Here are just three of those jobs.

Architects

For every Philip Johnson or Frank Lloyd Wright in a generation of architects, there are countless more who work without fanfare on the everyday buildings where we work, live and shop.

Architects may spend up to seven years completing undergraduate and master’s-degree studies, or up to three-and-a-half years in a master’s program if they majored in another area during college. To be eligible to take the licensing exam, they also must log three years as interns working for licensed architects.

Architects with a master’s might enter the work force with between $50,000 and $80,000 in student loan debt. But as first-year interns, they might earn only $34,000, the national median according to the 2005 compensation survey by the American Institute of Architects. Meanwhile, several steps up the ladder, senior architects earn a median of $68,900.

Chefs

There’s a reason they say if you can’t stand the heat get out of the kitchen. Restaurant kitchens usually aren’t air conditioned, so temperatures can top 100 degrees in the summer, said Stephan Hengst, spokesman for the Culinary Institute of America (CIA).

Since most restaurant chefs are not on track to become the next Jean-Georges Vongerichten or Wolfgang Puck, they can expect far more modest incomes.

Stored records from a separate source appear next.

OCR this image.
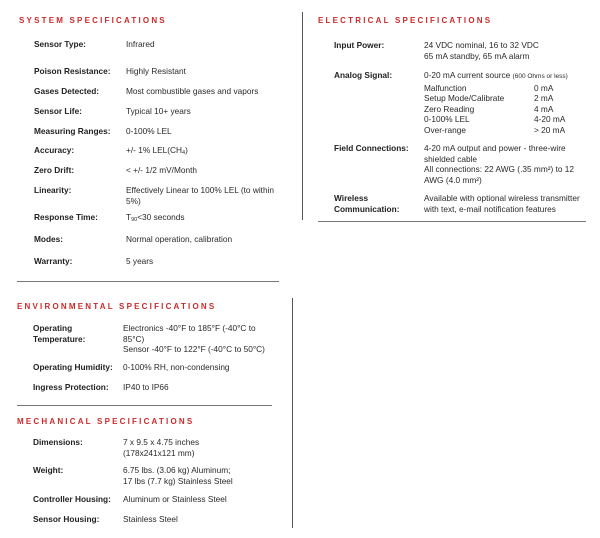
SYSTEM SPECIFICATIONS
Sensor Type:	Infrared
Poison Resistance:	Highly Resistant
Gases Detected:	Most combustible gases and vapors
Sensor Life:	Typical 10+ years
Measuring Ranges:	0-100% LEL
Accuracy:	+/- 1% $LEL(CH_4)$
Zero Drift:	< +/- 1/2 mV/Month
Linearity:	Effectively Linear to 100% LEL (to within 5%)
Response Time:	$T_{90}<30$ seconds
Modes:	Normal operation, calibration
Warranty:	5 years
ELECTRICAL SPECIFICATIONS
Input Power:	24 VDC nominal, 16 to 32 VDC
65 mA standby, 65 mA alarm
Analog Signal:	0-20 mA current source (600 Ohms or less)
Malfunction	0 mA
Setup Mode/Calibrate	2 mA
Zero Reading	4 mA
0-100% LEL	4-20 mA
Over-range	> 20 mA
Field Connections:	4-20 mA output and power - three-wire shielded cable
All connections: 22 AWG (.35 mm²) to 12 AWG (4.0 mm²)
Wireless
Communication:
Available with optional wireless transmitter with text, e-mail notification features
ENVIRONMENTAL SPECIFICATIONS
Operating
Temperature:
Electronics -40°F to 185°F (-40°C to 85°C)
Sensor -40°F to 122°F (-40°C to 50°C)
Operating Humidity:	0-100% RH, non-condensing
Ingress Protection:	IP40 to IP66
MECHANICAL SPECIFICATIONS
Dimensions:	7 x 9.5 x 4.75 inches
(178x241x121 mm)
Weight:	6.75 lbs. (3.06 kg) Aluminum;
17 lbs (7.7 kg) Stainless Steel
Controller Housing:	Aluminum or Stainless Steel
Sensor Housing:	Stainless Steel
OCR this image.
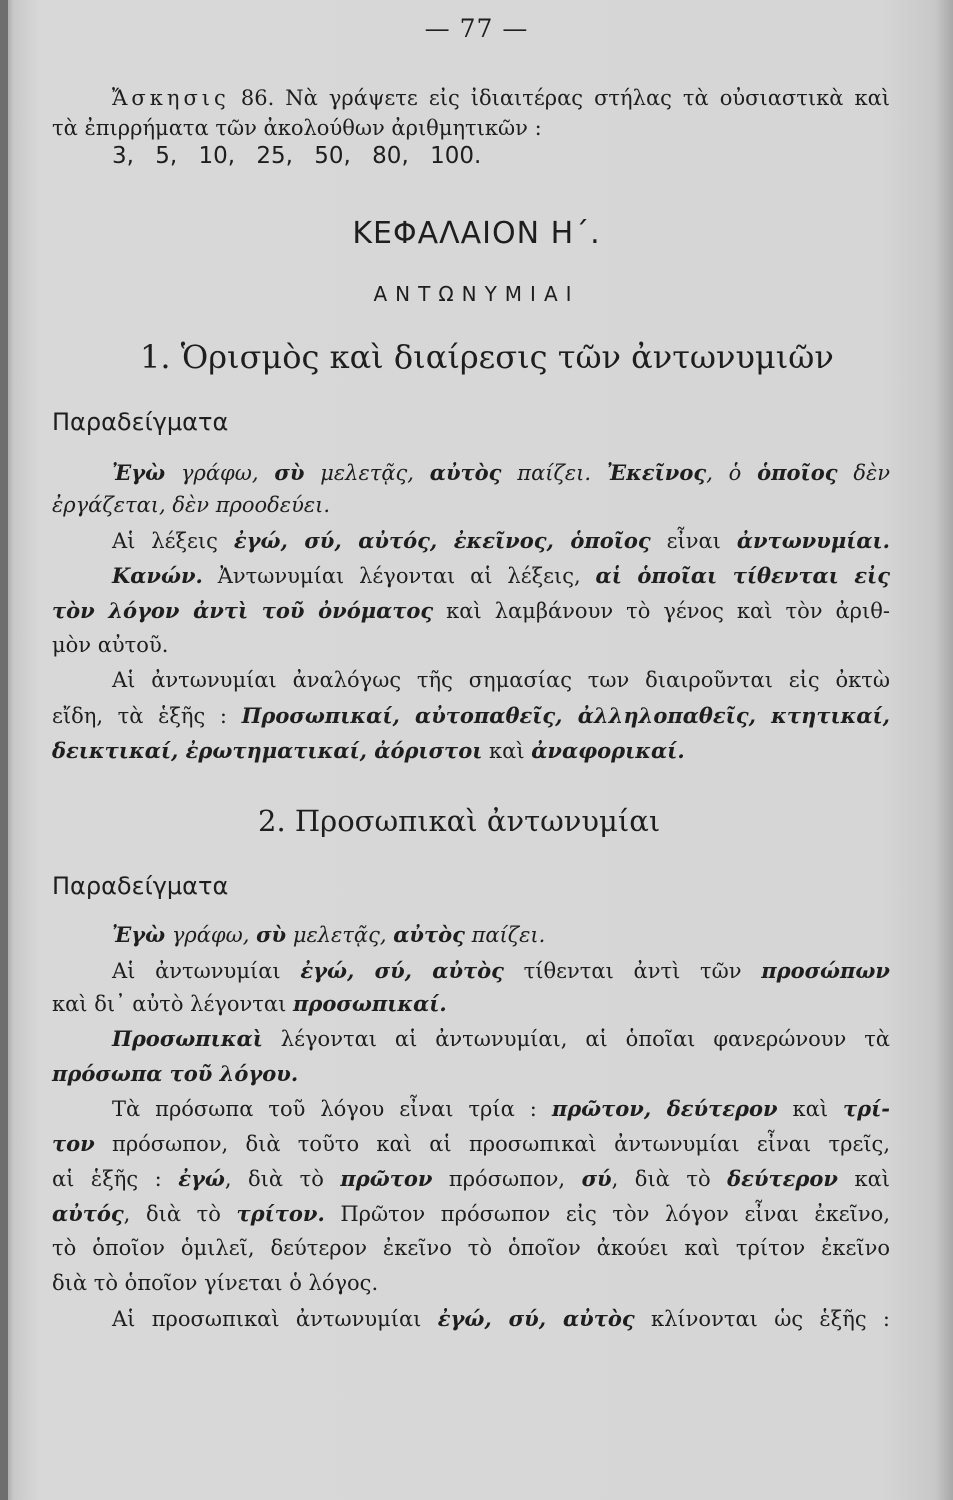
— 77 —
Ἄσκησις 86. Νὰ γράψετε εἰς ἰδιαιτέρας στήλας τὰ οὐσιαστικὰ καὶ
τὰ ἐπιρρήματα τῶν ἀκολούθων ἀριθμητικῶν :
3, 5, 10, 25, 50, 80, 100.
ΚΕΦΑΛΑΙΟΝ Η΄.
ΑΝΤΩΝΥΜΙΑΙ
1. Ὁρισμὸς καὶ διαίρεσις τῶν ἀντωνυμιῶν
Παραδείγματα
Ἐγὼ γράφω, σὺ μελετᾷς, αὐτὸς παίζει. Ἐκεῖνος, ὁ ὁποῖος δὲν
ἐργάζεται, δὲν προοδεύει.
Αἱ λέξεις ἐγώ, σύ, αὐτός, ἐκεῖνος, ὁποῖος εἶναι ἀντωνυμίαι.
Κανών. Ἀντωνυμίαι λέγονται αἱ λέξεις, αἱ ὁποῖαι τίθενται εἰς
τὸν λόγον ἀντὶ τοῦ ὀνόματος καὶ λαμβάνουν τὸ γένος καὶ τὸν ἀριθ-
μὸν αὐτοῦ.
Αἱ ἀντωνυμίαι ἀναλόγως τῆς σημασίας των διαιροῦνται εἰς ὀκτὼ
εἴδη, τὰ ἑξῆς : Προσωπικαί, αὐτοπαθεῖς, ἀλληλοπαθεῖς, κτητικαί,
δεικτικαί, ἐρωτηματικαί, ἀόριστοι καὶ ἀναφορικαί.
2. Προσωπικαὶ ἀντωνυμίαι
Παραδείγματα
Ἐγὼ γράφω, σὺ μελετᾷς, αὐτὸς παίζει.
Αἱ ἀντωνυμίαι ἐγώ, σύ, αὐτὸς τίθενται ἀντὶ τῶν προσώπων
καὶ δι᾽ αὐτὸ λέγονται προσωπικαί.
Προσωπικαὶ λέγονται αἱ ἀντωνυμίαι, αἱ ὁποῖαι φανερώνουν τὰ
πρόσωπα τοῦ λόγου.
Τὰ πρόσωπα τοῦ λόγου εἶναι τρία : πρῶτον, δεύτερον καὶ τρί-
τον πρόσωπον, διὰ τοῦτο καὶ αἱ προσωπικαὶ ἀντωνυμίαι εἶναι τρεῖς,
αἱ ἑξῆς : ἐγώ, διὰ τὸ πρῶτον πρόσωπον, σύ, διὰ τὸ δεύτερον καὶ
αὐτός, διὰ τὸ τρίτον. Πρῶτον πρόσωπον εἰς τὸν λόγον εἶναι ἐκεῖνο,
τὸ ὁποῖον ὁμιλεῖ, δεύτερον ἐκεῖνο τὸ ὁποῖον ἀκούει καὶ τρίτον ἐκεῖνο
διὰ τὸ ὁποῖον γίνεται ὁ λόγος.
Αἱ προσωπικαὶ ἀντωνυμίαι ἐγώ, σύ, αὐτὸς κλίνονται ὡς ἑξῆς :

Culinary school graduates who might have spent two to four years and tens of thousands of dollars to get their degrees might get a low-level job on the kitchen line paying around $32,000 soon after graduation (more if they had experience prior to culinary school).

By the time they work their way up to sous-chef after perhaps three or four years, they might make around $55,000, Hengst said.

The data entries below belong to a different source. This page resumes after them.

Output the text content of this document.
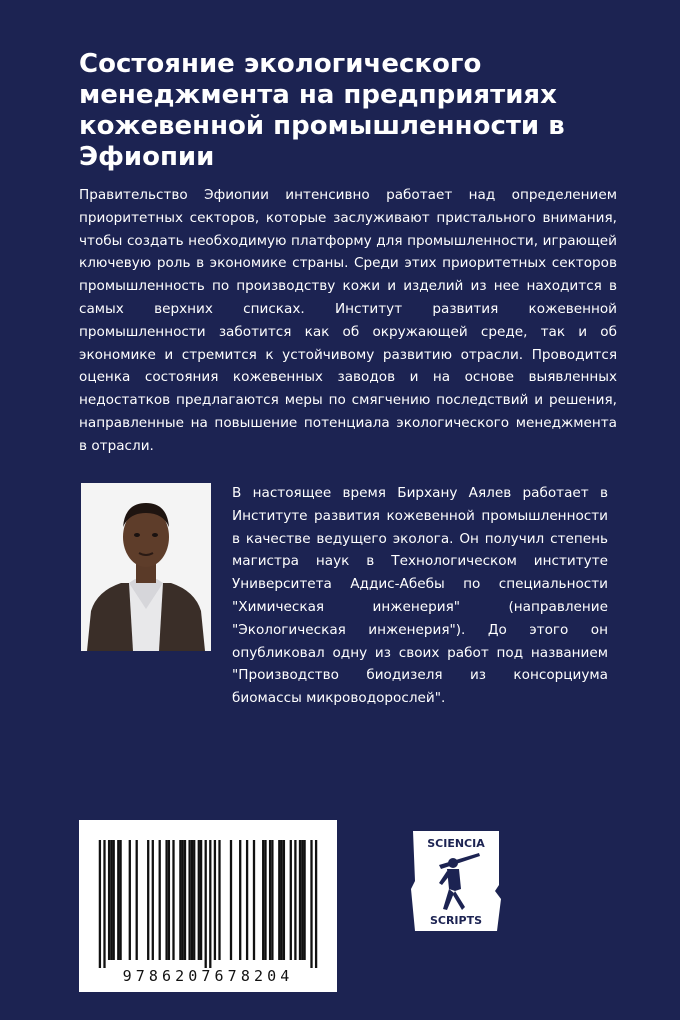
Состояние экологического менеджмента на предприятиях кожевенной промышленности в Эфиопии

Правительство Эфиопии интенсивно работает над определением приоритетных секторов, которые заслуживают пристального внимания, чтобы создать необходимую платформу для промышленности, играющей ключевую роль в экономике страны. Среди этих приоритетных секторов промышленность по производству кожи и изделий из нее находится в самых верхних списках. Институт развития кожевенной промышленности заботится как об окружающей среде, так и об экономике и стремится к устойчивому развитию отрасли. Проводится оценка состояния кожевенных заводов и на основе выявленных недостатков предлагаются меры по смягчению последствий и решения, направленные на повышение потенциала экологического менеджмента в отрасли.

В настоящее время Бирхану Аялев работает в Институте развития кожевенной промышленности в качестве ведущего эколога. Он получил степень магистра наук в Технологическом институте Университета Аддис-Абебы по специальности "Химическая инженерия" (направление "Экологическая инженерия"). До этого он опубликовал одну из своих работ под названием "Производство биодизеля из консорциума биомассы микроводорослей".

9786207678204
SCIENCIA
SCRIPTS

Benefits are more likely to be included if they work for a chain rather than a small, independently owned restaurant.

And the hours they log on their feet average about 12 hours a day, Hengst said, although 80- to 100-hour weeks aren’t unusual for some.

When you work behind the scenes in a restaurant, kudos aren’t delivered directly by the customer, but rather indirectly by their returned plates: the emptier, the better.

Academic research scientists

A career with one of the most disproportionate ratios of training to pay is that of academic research scientist.

A Ph.D. program and dissertation are requirements for the job, which can take between six and eight years to complete. (See correction.) Add to that several years in the postdoctoral phase of one’s career to qualify for much coveted tenure-track positions.

During the postdoc phase, you are likely to teach, run a lab with experiments that require you to check in at all hours, publish research and write grants – for a salary that may not exceed $43,000.

The length of the postdoc career has doubled in the past 10 years, said Phil Gardner, director of the Collegiate Employment Research Institute at Michigan State University. “It’s taking longer and longer to get there. You can’t start a family. It’s really tough.”

And it’s made tougher still by the fact that in many disciplines, there aren’t nearly as many tenure-track positions as there are candidates.

So, to those who earn their MBAs in two years and snag six-figure jobs soon after graduation, your jobs may be hard, but maybe not quite as hard as you think.